9.1. In General. You have a right to file a complaint with us or with the Department of Health and Human Services if you believe your rights to Medical Record and your PHI have been violated. To file a complaint with us, simply submit it in writing to us by email at firstname.lastname@example.org or send us a mail to Seaside Medical Spa Inc. 212 N El Camino Real San Clemente, CA 92672. You will find all the contact information through the Web Page in the section “Contact Us”.In your complaint, be sure to specify which of our policies or procedures You believe have not been followed or how else You believe We have not provided You with the privacy to which You are entitled under the law. We pledge to respond to all complaints that are filed, except those that are obviously intended as harassment. You will not be retaliated against because You filed a complaint.
General Provisions and Acknowledgments
10.1. Additional Written Authorization. We may send you a request for your written authorization to use and disclose your PHI in a way when law requires your prior written authorization. You may refuse, accept or revoke such authorization.

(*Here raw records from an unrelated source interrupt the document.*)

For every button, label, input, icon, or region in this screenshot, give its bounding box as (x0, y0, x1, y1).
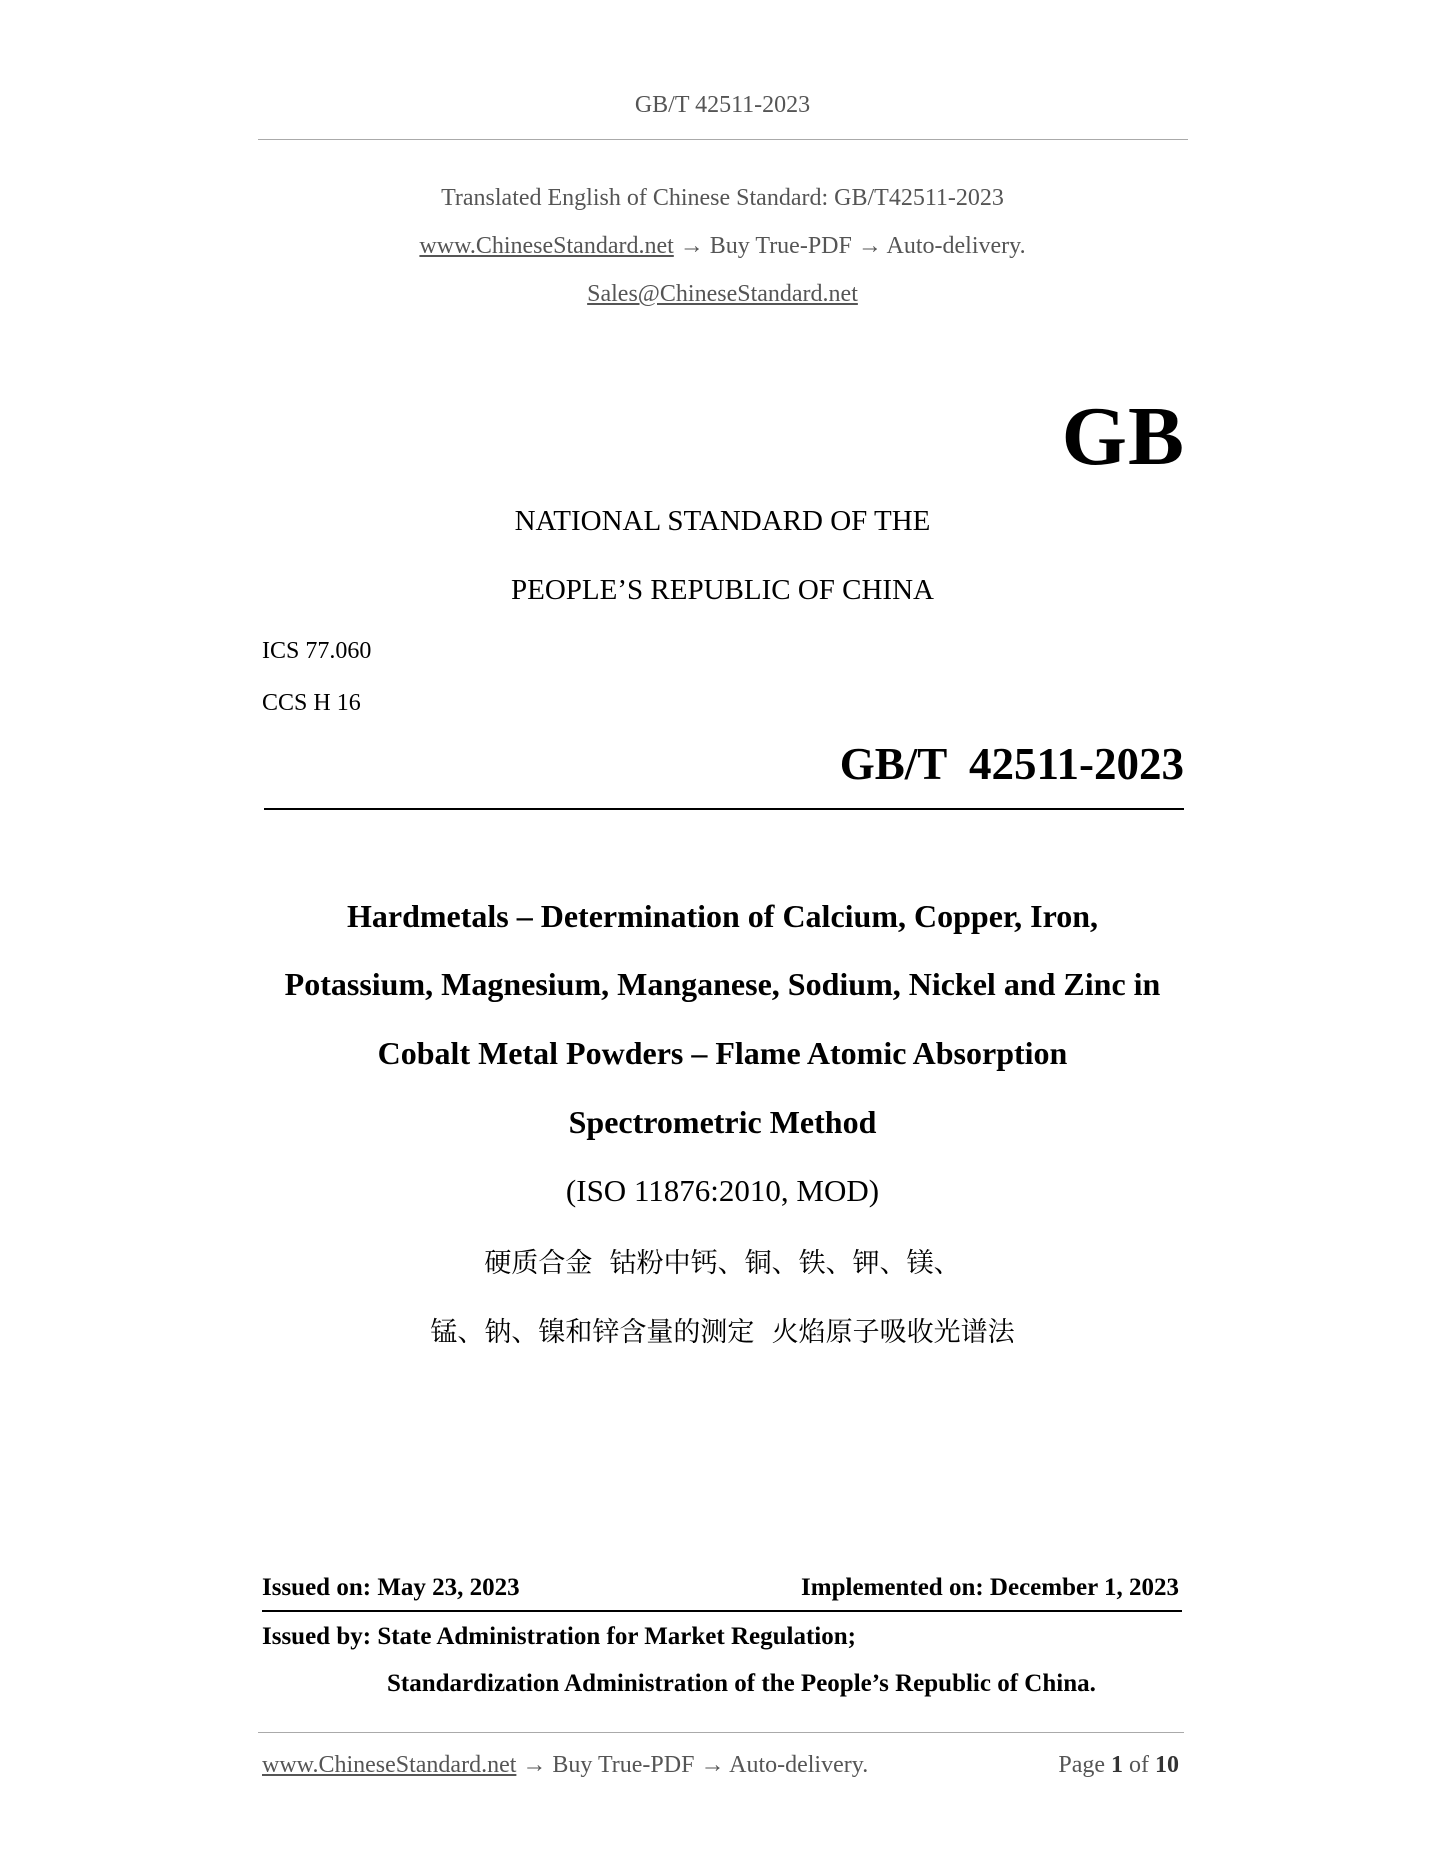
promo-suffix: → Buy True-PDF → Auto-delivery. (673, 233, 1026, 259)
page-indicator (1058, 1752, 1179, 1779)
translation-notice: Translated English of Chinese Standard: GB/T42511-2023 (441, 185, 1004, 211)
footer-promo-suffix: → Buy True-PDF → Auto-delivery. (516, 1752, 869, 1778)
running-header-code: GB/T 42511-2023 (634, 92, 811, 118)
standard-number: GB/T 42511-2023 (839, 739, 1184, 789)
issued-on: Issued on: May 23, 2023 (262, 1574, 520, 1601)
page-label: Page (1058, 1752, 1111, 1778)
title-line-4: Spectrometric Method (568, 1104, 877, 1140)
ics-code: ICS 77.060 (262, 638, 372, 664)
title-line-1: Hardmetals – Determination of Calcium, Copper, Iron, (346, 898, 1099, 934)
gb-logo: GB (1061, 390, 1185, 483)
chinese-title-line-1: 硬质合金 钴粉中钙、铜、铁、钾、镁、 (484, 1248, 961, 1279)
issue-divider (262, 1610, 1182, 1612)
page-current: 1 (1111, 1752, 1123, 1778)
national-standard-line-1: NATIONAL STANDARD OF THE (514, 505, 931, 537)
title-line-2: Potassium, Magnesium, Manganese, Sodium, Nickel and Zinc in (284, 966, 1161, 1002)
page-total: 10 (1155, 1752, 1179, 1778)
issued-by-line-2: Standardization Administration of the People’s Republic of China. (387, 1670, 1096, 1697)
chinese-title-line-2: 锰、钠、镍和锌含量的测定 火焰原子吸收光谱法 (430, 1317, 1015, 1348)
footer-promo (262, 1752, 868, 1779)
footer-site-link[interactable]: www.ChineseStandard.net (262, 1752, 517, 1778)
national-standard-line-2: PEOPLE’S REPUBLIC OF CHINA (511, 574, 934, 606)
site-link[interactable]: www.ChineseStandard.net (419, 233, 674, 259)
ccs-code: CCS H 16 (262, 690, 361, 716)
email-line (0, 281, 1445, 308)
standard-number-divider (264, 808, 1184, 810)
footer-divider (258, 1732, 1184, 1733)
iso-reference: (ISO 11876:2010, MOD) (565, 1173, 880, 1208)
issued-by-line-1: Issued by: State Administration for Market Regulation; (262, 1623, 856, 1650)
implemented-on: Implemented on: December 1, 2023 (801, 1574, 1179, 1601)
title-line-3: Cobalt Metal Powders – Flame Atomic Absorption (377, 1035, 1068, 1071)
email-link[interactable]: Sales@ChineseStandard.net (587, 281, 858, 307)
page-of: of (1123, 1752, 1155, 1778)
promo-line (0, 233, 1445, 260)
header-divider (258, 139, 1188, 140)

10.2. Incidental Uses and Disclosures. Incidental uses and disclosures of information may occur. An incidental use or disclosure is a secondary use or disclosure that cannot reasonably be prevented, is limited in nature, and that occurs as a by-product of an otherwise permitted use or disclosure. However, such incidental uses or disclosures are permitted only to the extent that We have applied reasonable safeguards and do not disclose any more of your PHI than is necessary to accomplish the permitted use or disclosure.
10.3. More Stringent Laws. We offer our Services and the Application in many states across the nation. In some cases We may be required to follow the state law provisions on use and disclosure of your PHI, which may be more stringent than those outlined in this Notice.
10.4. Notice. The Effective Date of this Notice is October 1, 2011.